In the next few weeks, we need to test the wafers one by one, including the electrical characteristics of the wafers to see if there are any logical errors, if so, which floor, and so on. Then, each defective chip unit on the wafer will be tested separately to determine whether the chip has special processing requirements.
Then, the whole wafer is cut into individual processor chip units. In the initial test, those units that failed the test will be abandoned. These cut chip units will be packaged in some way, so that they can be successfully inserted into the motherboard of a certain interface specification. Most Intel and AMD processors are covered with heat sinks. After the processor is completed, it is necessary to carry out all-round chip function test. This company will produce different grades of products.
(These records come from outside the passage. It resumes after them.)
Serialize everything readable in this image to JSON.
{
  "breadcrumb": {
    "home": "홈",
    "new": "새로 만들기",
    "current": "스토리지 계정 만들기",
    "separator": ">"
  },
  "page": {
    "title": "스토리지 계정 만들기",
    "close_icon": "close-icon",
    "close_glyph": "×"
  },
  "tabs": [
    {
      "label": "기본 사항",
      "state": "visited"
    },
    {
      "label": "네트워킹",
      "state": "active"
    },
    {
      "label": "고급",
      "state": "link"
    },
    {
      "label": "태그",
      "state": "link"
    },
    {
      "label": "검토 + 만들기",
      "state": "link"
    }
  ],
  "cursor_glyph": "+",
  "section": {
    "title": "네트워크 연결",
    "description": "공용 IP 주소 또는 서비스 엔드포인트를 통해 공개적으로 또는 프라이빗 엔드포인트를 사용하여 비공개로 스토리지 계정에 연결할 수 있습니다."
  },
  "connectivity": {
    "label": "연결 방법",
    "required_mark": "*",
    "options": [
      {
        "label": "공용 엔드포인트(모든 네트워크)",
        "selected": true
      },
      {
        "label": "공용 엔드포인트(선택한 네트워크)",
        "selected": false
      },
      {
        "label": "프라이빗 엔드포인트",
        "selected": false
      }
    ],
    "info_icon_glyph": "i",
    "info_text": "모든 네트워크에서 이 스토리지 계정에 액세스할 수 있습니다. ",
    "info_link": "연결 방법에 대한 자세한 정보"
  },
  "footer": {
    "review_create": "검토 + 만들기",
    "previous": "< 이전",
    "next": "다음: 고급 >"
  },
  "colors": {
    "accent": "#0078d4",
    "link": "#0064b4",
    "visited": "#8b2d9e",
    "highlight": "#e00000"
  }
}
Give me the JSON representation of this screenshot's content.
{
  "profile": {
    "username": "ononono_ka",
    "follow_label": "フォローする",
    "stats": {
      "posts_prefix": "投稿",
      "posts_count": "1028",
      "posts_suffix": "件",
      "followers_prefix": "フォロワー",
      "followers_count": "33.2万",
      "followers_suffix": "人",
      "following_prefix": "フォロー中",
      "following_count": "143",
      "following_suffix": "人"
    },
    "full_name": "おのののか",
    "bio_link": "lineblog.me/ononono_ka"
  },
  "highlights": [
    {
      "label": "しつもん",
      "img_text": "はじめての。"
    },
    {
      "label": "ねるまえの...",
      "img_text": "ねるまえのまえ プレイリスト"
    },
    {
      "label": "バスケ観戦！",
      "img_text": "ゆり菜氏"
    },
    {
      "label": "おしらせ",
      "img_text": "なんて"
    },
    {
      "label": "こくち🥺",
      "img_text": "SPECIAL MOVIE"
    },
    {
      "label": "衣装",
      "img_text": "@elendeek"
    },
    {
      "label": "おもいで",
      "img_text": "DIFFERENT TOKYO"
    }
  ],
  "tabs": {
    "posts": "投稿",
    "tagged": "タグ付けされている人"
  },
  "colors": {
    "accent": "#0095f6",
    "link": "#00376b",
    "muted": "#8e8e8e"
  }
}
Some chips have relatively high operating frequency, so the names and numbers of high-frequency products are marked, while those chips with relatively low operating frequency are modified and marked with other low-frequency models. This is the market positioning of different processors. Moreover, some processors may have some shortcomings in chip functions. For example, if it has a defect in cache function (this defect is enough to paralyze most chips), then they will be shielded from some cache capacity, which will reduce performance and of course reduce the price of the product. This is the origin of Celeron and Sempron.
After the chip packaging process is completed, many products need to be re-tested to ensure that the previous manufacturing process is not omitted, and the products fully meet the specifications and have no deviation.